I like public transport, and I enjoy software engineering. For a long time, I wanted to build a project that worked with data end-to-end. From data ingestion throughout the analysis to the presentation to the external end user. The only thing that stopped me was not finding an analysis topic I would want to dive into (low-effort excuse, I know, but it is what it is). As I am growing an interest in public transportation and am a day-to-day user of it, I have recently found a topic I would like to explore - an average wait time at a stop.

Why is average wait time important?

This is an oddly specific metric. But, the usability of public transport largely depends on its frequency.
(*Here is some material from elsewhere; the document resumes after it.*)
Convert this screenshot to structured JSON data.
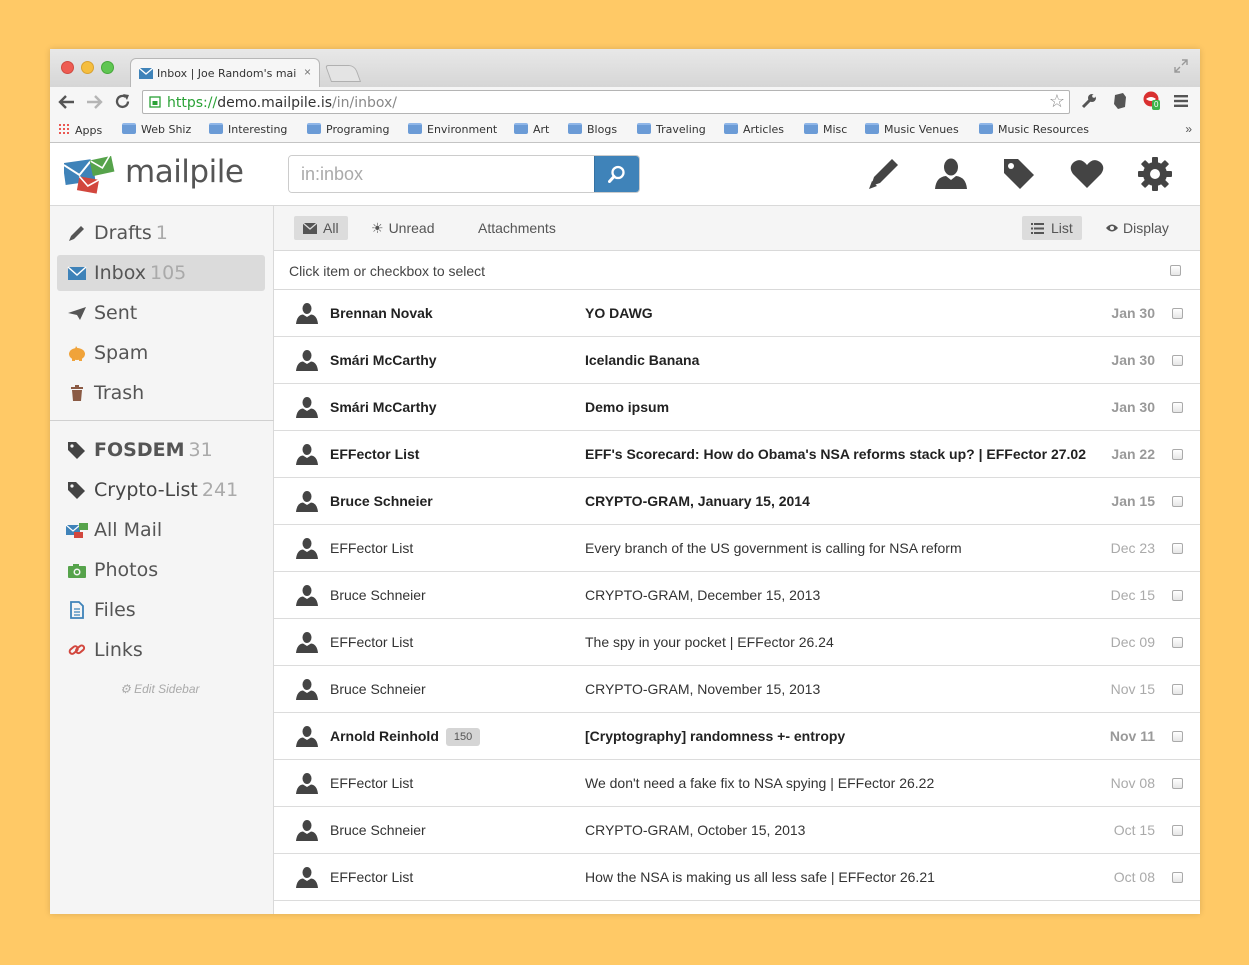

Ideally, in a densely populated area, you would want to see a bus/tram at a stop for the same route every 5-10 minutes. At such frequencies, there is no need to check an app; you walk to a stop, and there is a good chance your ride will be within minutes. There are other nonobvious consequences, such as safety. If you do not feel comfortable in a current vehicle, taking off at the next stop and waiting 5-10 minutes for the subsequent transport is not a big deal. Overall, reliable frequency is essential. Even if it is a less populated area, having a 15-minute wait time in 90+% of cases is already very impressive and will boost ridership.

About the project

You cannot improve what you cannot measure, which is what this project is about. Luckily, many public transit agencies provide a real-time feed of their vehicles that can be used by services such as Google Maps and the Transit app. Using the real-time vehicle location data, we can calculate how frequently vehicles visit each stop. Then, we can display the statistics to curious users via a web page. Below is a mockup of the UI.

Mockup of UI for the project

For the data source, I chose the GTFS-rt (GTFS real-time) feed from Mississauga Transit Agency (MiWay). I use their services frequently and am personally interested in metrics. As a tribute to the data source, I named the project MiWaitWay.

I plan this project to be educational - learning new tools and solving new problems. The secondary goal is to help me understand a bit more about how public transport is run. Because I want to learn specific tools, part of the tech stack is already decided. As I want to learn more about Google BigQuery, I will build on Google Cloud. Using other Google services, such as cloud storage or compute engine (VMs), naturally makes sense. Apache Airflow - a widely known orchestration tool - will also be used. Other tech choices can be made later.

High-level system design

To constrain costs and keep it simple (KISS), I will host the project on a single VM on Google Cloud. The high-level system design is below.

Simple diagram of potential system design for the MiWaitWay project

As a disclaimer, I have already started the project, but it is in the early stages. I will write about what has been done so far in the following articles. After that, I will continue developing and sharing insights about the project. Feel free to check the MiWaitWay Github repository.

The idea to share the progress of the project was inspired by Building an Uber clone series by Juraj Majerik and subsequent coverage of Juraj’s work in The Pragmatic Engineer.